MS-SSIM — Multi-Scale Structural Similarity Index — is an upgraded version of SSIM that measures perceptual quality at multiple zoom levels at once. Where SSIM compares two images at a single resolution, MS-SSIM downsamples both source and compressed versions to several lower resolutions, runs SSIM at each scale, and combines the results into a single score. The motivation is that human perception of distortions varies with the size of the feature being affected — we notice a smudged face more easily than a smudged blade of grass — and a multi-scale measure captures that better than a single-scale one.

The score range is the same as SSIM: 0 to 1, where 1.0 means identical. Anything above 0.97 looks essentially flawless on natural content; 0.93–0.97 is good streaming quality; below 0.90 starts to show. MS-SSIM consistently correlates better with human judgments than plain SSIM, especially on encodes that have different artefact types — denoising losses, motion blur, fine-texture loss — because the multi-scale design naturally weighs each category appropriately. The trade-off is computational cost: MS-SSIM is several times slower to compute than SSIM, though still fast enough to run on every frame in a production pipeline.
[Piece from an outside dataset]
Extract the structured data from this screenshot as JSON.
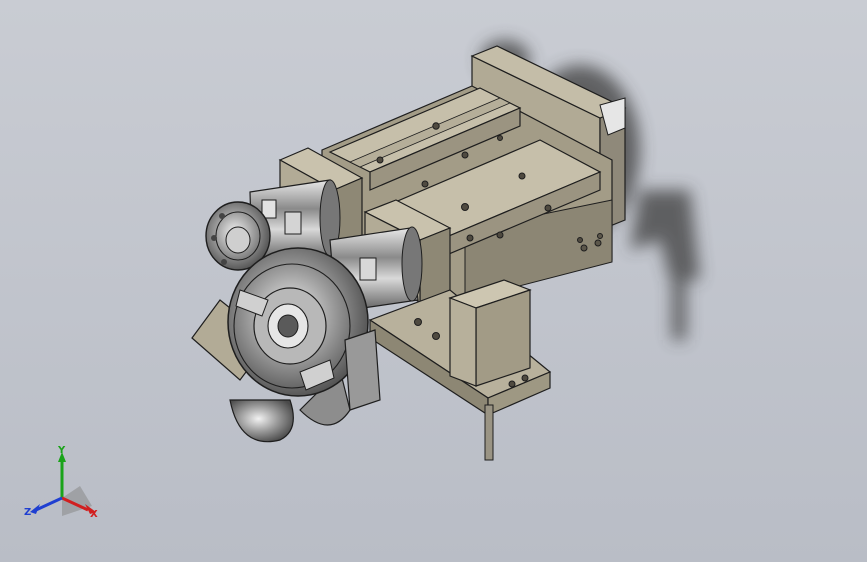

For a product team, MS-SSIM is the metric to choose when SSIM isn't sensitive enough but VMAF is overkill or unavailable. In practice, the typical encoding pipeline reports PSNR (fast sanity check), SSIM or MS-SSIM (day-to-day comparison), and VMAF (final authoritative quality measurement). When you read codec research papers, MS-SSIM is the most-cited objective metric after PSNR because it's standardised, well-understood, and predates VMAF — which means historical comparisons across decades of codec generations are usually done in MS-SSIM. FFmpeg computes both SSIM and MS-SSIM via the ssim and ssim_stats filters.